NUSANTARANEWS.CO, Jakarta – Peneliti KITLV (Koninklijk Instituut voor Taal Land en Volkenkunde) Leiden, Ward Berenscot melihat ada beberapa hal dalam sistem pemilu di Indonesia yang memicu ongkos politik di tanah air mahal. Beban-beban biaya itu yang kemudian memberatkan partai politik.
Satu diantaranya adalah mengenai sistem pemungutan suara. Di mana hal itu membuka peluang adanya praktek money politic yang tinggi.
“Buka daftar sistem pemungutan suara melemahkan parpol dan cendurung membesarkan praktek serangan fajar,” kata Ward dalam diskusi online bertajuk Regenerasi Partai Gagal? Absennya Legislator Muda, yang digelar pada Minggu (8/9/2019).
Beberapa hal lainnya adalah sistem berorientasi kandidat.
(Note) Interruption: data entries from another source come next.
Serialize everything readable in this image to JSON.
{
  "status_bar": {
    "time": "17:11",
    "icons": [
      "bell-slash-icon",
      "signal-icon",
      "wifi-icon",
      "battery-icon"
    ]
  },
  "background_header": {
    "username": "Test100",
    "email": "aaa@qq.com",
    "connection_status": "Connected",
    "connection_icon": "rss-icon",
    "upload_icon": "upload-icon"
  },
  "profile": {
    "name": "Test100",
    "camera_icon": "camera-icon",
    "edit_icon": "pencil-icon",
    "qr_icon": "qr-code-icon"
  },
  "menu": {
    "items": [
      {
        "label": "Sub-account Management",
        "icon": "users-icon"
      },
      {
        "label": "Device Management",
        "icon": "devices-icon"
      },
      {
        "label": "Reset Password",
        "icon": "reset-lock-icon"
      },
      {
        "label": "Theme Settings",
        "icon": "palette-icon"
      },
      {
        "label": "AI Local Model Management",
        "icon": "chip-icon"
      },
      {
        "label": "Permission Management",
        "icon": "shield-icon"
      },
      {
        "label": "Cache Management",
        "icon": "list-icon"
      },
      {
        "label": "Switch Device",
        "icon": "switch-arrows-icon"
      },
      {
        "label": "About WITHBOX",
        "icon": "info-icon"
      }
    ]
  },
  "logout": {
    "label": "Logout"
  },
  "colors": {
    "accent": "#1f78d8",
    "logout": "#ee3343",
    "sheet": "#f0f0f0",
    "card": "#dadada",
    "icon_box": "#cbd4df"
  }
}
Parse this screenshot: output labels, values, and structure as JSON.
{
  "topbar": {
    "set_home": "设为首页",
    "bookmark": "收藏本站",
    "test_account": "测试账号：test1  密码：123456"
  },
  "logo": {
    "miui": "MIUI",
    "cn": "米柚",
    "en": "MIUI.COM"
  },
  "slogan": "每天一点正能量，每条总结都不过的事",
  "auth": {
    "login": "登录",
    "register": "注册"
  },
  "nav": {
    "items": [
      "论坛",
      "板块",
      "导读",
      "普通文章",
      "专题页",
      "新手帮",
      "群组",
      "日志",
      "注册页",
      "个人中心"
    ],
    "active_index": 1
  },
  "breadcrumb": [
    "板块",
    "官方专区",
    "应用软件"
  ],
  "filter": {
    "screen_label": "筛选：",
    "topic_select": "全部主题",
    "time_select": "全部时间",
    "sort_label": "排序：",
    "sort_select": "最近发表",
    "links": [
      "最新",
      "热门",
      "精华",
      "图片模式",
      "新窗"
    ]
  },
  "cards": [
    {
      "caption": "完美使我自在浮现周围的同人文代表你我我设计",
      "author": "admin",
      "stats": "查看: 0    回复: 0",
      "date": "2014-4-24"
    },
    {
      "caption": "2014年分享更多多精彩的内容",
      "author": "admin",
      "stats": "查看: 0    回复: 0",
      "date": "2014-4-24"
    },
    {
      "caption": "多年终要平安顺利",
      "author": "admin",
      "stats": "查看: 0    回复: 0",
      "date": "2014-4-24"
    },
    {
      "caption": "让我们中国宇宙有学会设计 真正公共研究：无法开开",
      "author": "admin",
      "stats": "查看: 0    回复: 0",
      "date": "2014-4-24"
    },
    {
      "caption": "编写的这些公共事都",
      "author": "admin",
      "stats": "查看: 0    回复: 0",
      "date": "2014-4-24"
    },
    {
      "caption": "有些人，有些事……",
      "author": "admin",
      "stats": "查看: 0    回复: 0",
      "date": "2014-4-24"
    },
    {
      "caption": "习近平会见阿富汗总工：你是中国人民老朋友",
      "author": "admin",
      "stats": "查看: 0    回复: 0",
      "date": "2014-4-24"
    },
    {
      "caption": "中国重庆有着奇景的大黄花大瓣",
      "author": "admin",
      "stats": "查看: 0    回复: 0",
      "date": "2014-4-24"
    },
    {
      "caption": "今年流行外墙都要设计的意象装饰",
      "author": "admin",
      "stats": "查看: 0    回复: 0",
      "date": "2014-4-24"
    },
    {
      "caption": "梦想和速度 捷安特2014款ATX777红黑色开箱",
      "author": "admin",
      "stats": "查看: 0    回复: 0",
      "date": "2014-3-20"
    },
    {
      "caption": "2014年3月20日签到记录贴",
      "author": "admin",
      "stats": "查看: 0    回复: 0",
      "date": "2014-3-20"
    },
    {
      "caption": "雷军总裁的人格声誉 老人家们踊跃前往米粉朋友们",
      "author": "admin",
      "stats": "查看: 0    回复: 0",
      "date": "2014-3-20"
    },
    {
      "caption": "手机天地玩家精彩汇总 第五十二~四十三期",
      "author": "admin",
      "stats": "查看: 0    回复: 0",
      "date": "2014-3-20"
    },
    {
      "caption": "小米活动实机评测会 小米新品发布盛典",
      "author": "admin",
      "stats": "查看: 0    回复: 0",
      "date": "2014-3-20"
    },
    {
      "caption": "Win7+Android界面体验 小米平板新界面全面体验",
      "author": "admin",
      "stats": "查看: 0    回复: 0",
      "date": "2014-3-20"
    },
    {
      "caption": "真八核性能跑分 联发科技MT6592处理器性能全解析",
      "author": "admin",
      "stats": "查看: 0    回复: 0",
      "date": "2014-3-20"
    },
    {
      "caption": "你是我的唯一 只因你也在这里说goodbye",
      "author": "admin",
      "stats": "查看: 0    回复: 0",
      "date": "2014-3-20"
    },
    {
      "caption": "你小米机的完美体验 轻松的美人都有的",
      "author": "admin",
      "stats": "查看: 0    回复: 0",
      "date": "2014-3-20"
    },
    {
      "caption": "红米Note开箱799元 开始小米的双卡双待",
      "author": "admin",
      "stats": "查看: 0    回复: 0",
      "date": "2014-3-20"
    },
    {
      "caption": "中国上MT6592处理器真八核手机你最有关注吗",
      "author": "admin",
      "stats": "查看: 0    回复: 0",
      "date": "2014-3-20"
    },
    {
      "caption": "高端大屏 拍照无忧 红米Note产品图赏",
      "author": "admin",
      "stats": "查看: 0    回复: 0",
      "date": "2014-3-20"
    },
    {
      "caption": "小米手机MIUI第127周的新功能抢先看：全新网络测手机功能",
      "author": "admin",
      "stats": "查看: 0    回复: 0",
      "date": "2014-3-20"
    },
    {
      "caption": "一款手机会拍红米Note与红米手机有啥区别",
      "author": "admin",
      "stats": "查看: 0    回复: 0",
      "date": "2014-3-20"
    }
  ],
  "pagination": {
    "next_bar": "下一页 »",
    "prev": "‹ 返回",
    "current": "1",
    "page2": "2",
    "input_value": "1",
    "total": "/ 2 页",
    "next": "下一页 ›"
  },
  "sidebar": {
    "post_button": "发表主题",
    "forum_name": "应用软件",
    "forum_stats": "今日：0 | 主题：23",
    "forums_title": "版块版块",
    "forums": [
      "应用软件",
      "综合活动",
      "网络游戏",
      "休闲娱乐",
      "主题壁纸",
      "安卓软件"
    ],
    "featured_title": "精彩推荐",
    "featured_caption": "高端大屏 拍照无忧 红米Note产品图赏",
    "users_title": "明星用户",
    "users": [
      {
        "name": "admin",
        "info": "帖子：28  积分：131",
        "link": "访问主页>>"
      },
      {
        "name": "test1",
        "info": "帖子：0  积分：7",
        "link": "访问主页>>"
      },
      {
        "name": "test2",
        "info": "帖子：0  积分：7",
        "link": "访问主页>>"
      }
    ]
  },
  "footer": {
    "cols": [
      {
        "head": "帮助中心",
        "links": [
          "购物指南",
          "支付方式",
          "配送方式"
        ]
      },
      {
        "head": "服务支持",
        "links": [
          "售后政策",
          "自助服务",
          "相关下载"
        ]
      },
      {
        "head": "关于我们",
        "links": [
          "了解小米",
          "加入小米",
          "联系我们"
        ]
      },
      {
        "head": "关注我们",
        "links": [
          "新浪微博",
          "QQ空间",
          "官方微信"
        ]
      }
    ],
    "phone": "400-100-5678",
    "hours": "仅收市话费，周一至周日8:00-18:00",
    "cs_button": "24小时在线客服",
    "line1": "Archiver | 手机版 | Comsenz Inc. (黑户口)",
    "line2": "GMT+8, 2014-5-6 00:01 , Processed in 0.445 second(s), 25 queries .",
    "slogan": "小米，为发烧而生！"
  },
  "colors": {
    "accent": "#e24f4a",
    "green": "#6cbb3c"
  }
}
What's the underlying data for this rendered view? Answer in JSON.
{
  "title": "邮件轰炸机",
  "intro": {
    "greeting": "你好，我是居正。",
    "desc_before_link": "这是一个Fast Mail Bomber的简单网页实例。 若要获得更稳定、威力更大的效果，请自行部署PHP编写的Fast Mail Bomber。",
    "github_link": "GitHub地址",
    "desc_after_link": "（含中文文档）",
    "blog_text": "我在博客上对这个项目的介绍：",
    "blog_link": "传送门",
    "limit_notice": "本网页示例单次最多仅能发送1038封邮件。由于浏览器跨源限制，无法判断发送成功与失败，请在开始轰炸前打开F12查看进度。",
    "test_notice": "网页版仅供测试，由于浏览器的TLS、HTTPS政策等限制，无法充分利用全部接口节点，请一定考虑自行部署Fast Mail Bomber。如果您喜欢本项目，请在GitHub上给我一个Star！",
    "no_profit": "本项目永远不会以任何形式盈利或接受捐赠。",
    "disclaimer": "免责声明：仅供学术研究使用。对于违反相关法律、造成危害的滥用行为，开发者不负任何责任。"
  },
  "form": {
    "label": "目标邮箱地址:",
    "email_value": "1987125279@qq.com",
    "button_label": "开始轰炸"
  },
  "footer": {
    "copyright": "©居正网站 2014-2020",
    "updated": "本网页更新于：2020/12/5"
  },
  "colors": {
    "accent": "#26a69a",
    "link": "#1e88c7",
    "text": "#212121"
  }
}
Ward melihat sistem itu juga bisa melemahkan parpol.
“Proses pemilihan (saksi) membuat pemilihan menjadi mahal,” sambungnya.
Persoalan berikutnya lanjut Ward Berenscot adalah tentang sumber daya manusia (SDM) yang lemah jug turut mempengaruhi ongkos politik di Indonesia menjadi mahal.
“Sumber daya publik yang rendah untuk partai politik,” ungkapnya.
Menurut dia, jika ongkos politik bisa turun, maka keberadaan partai politik (parpol) yang kerap mensyaratkan mahar dalam kontestasi politik bisa dihindari. Sehingga parpol tidak lagi merasa ketergantungan terhadap para pemodal.
“Kalau ongkos politik turun, parpol tidak perlu lagi minta mahar politik tinggi, dan parpol tidak begitu tergantung calon kaya,” tandasnya.